Una excelente escena introductoria entre las nieves da paso a Los odiosos ocho, la nueva película de Quentin Tarantino tras Django desencadenado, con la que mantiene similitudes y agravios comparativos. También en Wyoming encaramos un falso western que poco debe al género en tanto sirve de excusa para que todos los personajes lleven revolver al cinto y poco más.

La cuestión racial en los Estados Unidos pretéritos tratada desde el cinismo descarnado se mantiene, si bien en Los odiosos ocho parece no desembocar en mar alguno: el “te voy a meter mi p***a de negrata por el c**o” como firma personal, no como denuncia histórica. Tarantino se copia demasiado a sí mismo.

Los odiosos ocho

El espectador encontrará la inusitada pero localizada violencia propia del autor, con dosis desmesuradas de sangre en algún punto (sin demasiados excesos, punto a favor). Los diálogos alabados por algunos se muestran casi mediocres y previsibles, con brillos de genialidad que no tardan en apagarse. Junto a la contextualización imprimen un rumbo ladino a la película, falta de una meta loable clara.

Los odiosos ocho obliga al bostezo en su primera hora de metraje y le sobran 30 minutos (es una forma de hablar), pese a quien pese. Quentin Tarantino puede permitírselo por llevar ese nombre con orgullo, pero arrastraríamos a cualquier otro hasta la plaza pública por casi tres horas con más pellejo que músculo.
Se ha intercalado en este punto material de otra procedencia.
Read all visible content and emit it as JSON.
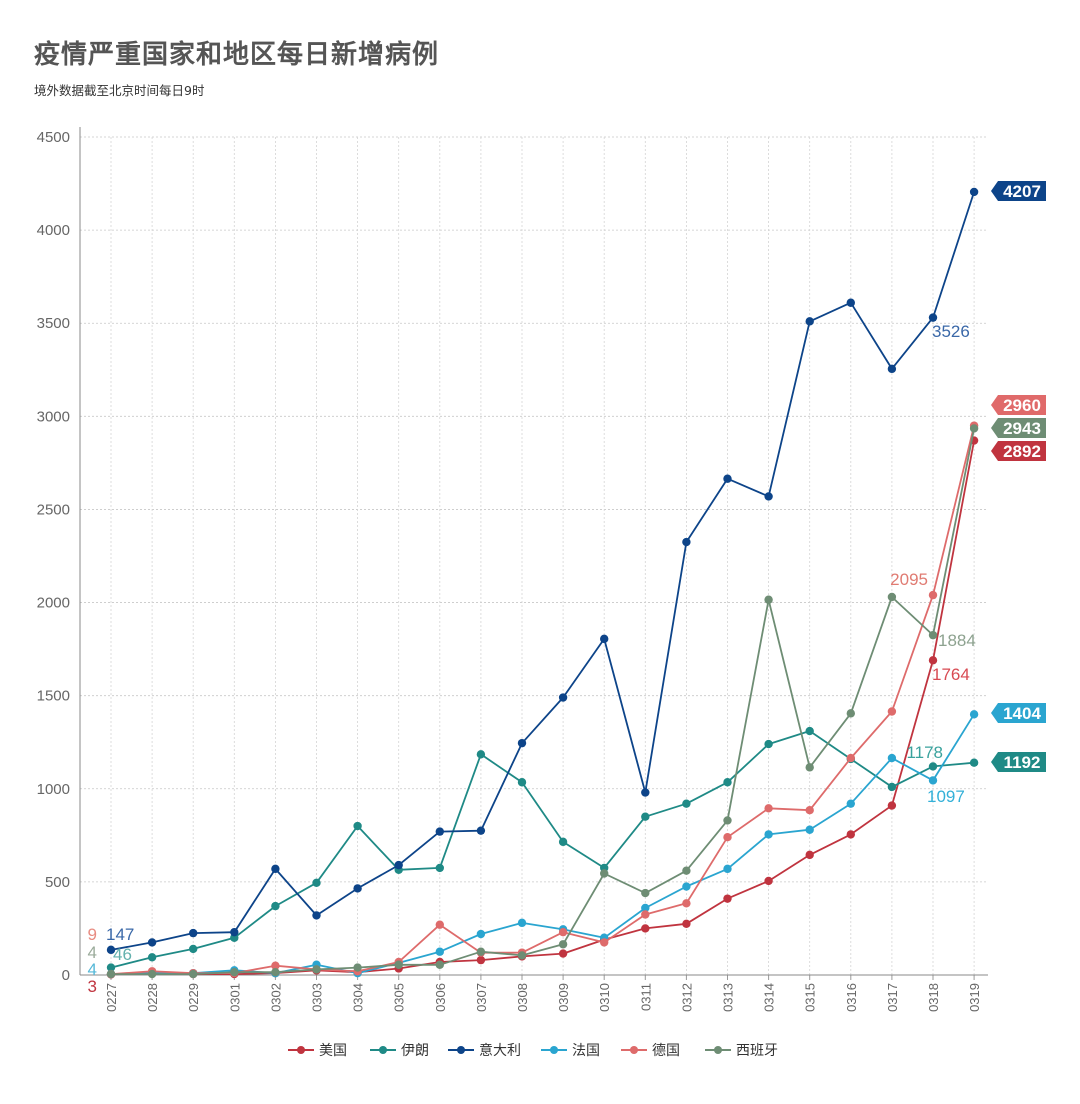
{
  "title": "疫情严重国家和地区每日新增病例",
  "subtitle": "境外数据截至北京时间每日9时",
  "chart_data": {
    "type": "line",
    "title": "疫情严重国家和地区每日新增病例",
    "subtitle": "境外数据截至北京时间每日9时",
    "xlabel": "",
    "ylabel": "",
    "ylim": [
      0,
      4500
    ],
    "yticks": [
      0,
      500,
      1000,
      1500,
      2000,
      2500,
      3000,
      3500,
      4000,
      4500
    ],
    "grid": true,
    "legend_position": "bottom-center",
    "categories": [
      "0227",
      "0228",
      "0229",
      "0301",
      "0302",
      "0303",
      "0304",
      "0305",
      "0306",
      "0307",
      "0308",
      "0309",
      "0310",
      "0311",
      "0312",
      "0313",
      "0314",
      "0315",
      "0316",
      "0317",
      "0318",
      "0319"
    ],
    "series": [
      {
        "name": "美国",
        "color": "#c0343f",
        "values": [
          3,
          10,
          5,
          5,
          10,
          25,
          15,
          35,
          70,
          80,
          100,
          115,
          190,
          250,
          275,
          410,
          505,
          645,
          755,
          910,
          1690,
          2870
        ]
      },
      {
        "name": "伊朗",
        "color": "#1f8a86",
        "values": [
          40,
          95,
          140,
          200,
          370,
          495,
          800,
          565,
          575,
          1185,
          1035,
          715,
          575,
          850,
          920,
          1035,
          1240,
          1310,
          1160,
          1010,
          1120,
          1140
        ]
      },
      {
        "name": "意大利",
        "color": "#0d4489",
        "values": [
          135,
          175,
          225,
          230,
          570,
          320,
          465,
          590,
          770,
          775,
          1245,
          1490,
          1805,
          980,
          2325,
          2665,
          2570,
          3510,
          3610,
          3255,
          3530,
          4205
        ]
      },
      {
        "name": "法国",
        "color": "#2aa5d0",
        "values": [
          5,
          10,
          10,
          25,
          10,
          55,
          10,
          65,
          125,
          220,
          280,
          245,
          200,
          360,
          475,
          570,
          755,
          780,
          920,
          1165,
          1045,
          1400
        ]
      },
      {
        "name": "德国",
        "color": "#de6b6b",
        "values": [
          5,
          20,
          10,
          10,
          50,
          30,
          20,
          70,
          270,
          120,
          120,
          230,
          175,
          325,
          385,
          740,
          895,
          885,
          1165,
          1415,
          2040,
          2950
        ]
      },
      {
        "name": "西班牙",
        "color": "#6e8d74",
        "values": [
          5,
          5,
          5,
          15,
          15,
          30,
          40,
          55,
          55,
          125,
          105,
          165,
          545,
          440,
          560,
          830,
          2015,
          1115,
          1405,
          2030,
          1825,
          2935
        ]
      }
    ],
    "annotations": [
      {
        "text": "9",
        "color": "#e88c82"
      },
      {
        "text": "147",
        "color": "#3a68a8"
      },
      {
        "text": "4",
        "color": "#9bab9b"
      },
      {
        "text": "46",
        "color": "#62b0ad"
      },
      {
        "text": "4",
        "color": "#55b8d8"
      },
      {
        "text": "3",
        "color": "#c0343f"
      },
      {
        "text": "3526",
        "color": "#3a68a8"
      },
      {
        "text": "2095",
        "color": "#e07b72"
      },
      {
        "text": "1884",
        "color": "#8da28f"
      },
      {
        "text": "1764",
        "color": "#d84a52"
      },
      {
        "text": "1178",
        "color": "#3aa29d"
      },
      {
        "text": "1097",
        "color": "#33b0d8"
      }
    ],
    "end_labels": [
      {
        "text": "4207",
        "color": "#0d4489"
      },
      {
        "text": "2960",
        "color": "#e06a6a"
      },
      {
        "text": "2943",
        "color": "#6e8d74"
      },
      {
        "text": "2892",
        "color": "#c0343f"
      },
      {
        "text": "1404",
        "color": "#2aa5d0"
      },
      {
        "text": "1192",
        "color": "#1f8a86"
      }
    ]
  }
}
Tras varios capítulos (esta división sí supone un acierto narrativo) sin demasiado que rascar, la película asciende hasta su clímax en las partes finales, al tiempo las más salvables. La narración llega a cansar sin que el espectador desconecte nunca del todo. Ese ‘algo va a ocurrir’ que llega a trompicones. Un guión bien hilado en los puntos clave desfallece en los rincones que se perderán en nuestra memoria.

Los odiosos ocho

No todo deja que desear. Tarantino demuestra que la creación y puesta en escenario de personajes es su don. Hombres rudos, canallas sin escrúpulos, violentos asesinos perfilados contra un mundo que les devuelve la fría mirada. Destacamos las interpretaciones de un Samuel L. Jackson de doble filo que se crece como actor en las escenas de más tensión y un Kurt Russell que sabe aprovechar las aristas de su personaje desde el principio.

Jennifer Jason Leigh ha sido nominada al Oscar en la categoría de Mejor actriz de reparto no sin motivo. Su actuación entre lo delirante, lo atrevido y la conmiseración potencial bien vale una oportunidad. Aunque el rol de Tim Roth en la película recuerda a los papeles de Christoph Waltz en las dos anteriores referencias del director -lo cual no deja de ser meritorio- merece un reconocimiento expreso. También Michael Madsen, Demian Bichir y Bruce Dern firman trabajos notables, con un Walton Goggins que puede dar más de sí mismo.

Los odiosos ocho

Las actuaciones reseñables se ven acompañadas de otro de los puntos fuertes de la película. Ganadora de un Globo de Oro y nominada al Oscar, la banda sonora ideada por Ennio Morricone resulta envolvente, precisa y más potente que otros aspectos a la hora de ubicar y contextualizar.

Entre dosis de humor negro -no es un chiste-, Quentin Tarantino firma una película que puede permitirse. Puede editar casi tres horas de metraje, puede repetirse. Puede crear lo que quiera y su público continuará pagando la entrada. Y a los incondicionales de Tarantino les gustará sin duda. La alabarán porque el director se ha mantenido en sus márgenes. No ha sabido dar un paso al frente, y el resultado decepciona a quien espera en vano que Los odiosos ocho quede cerca de sus mejores películas.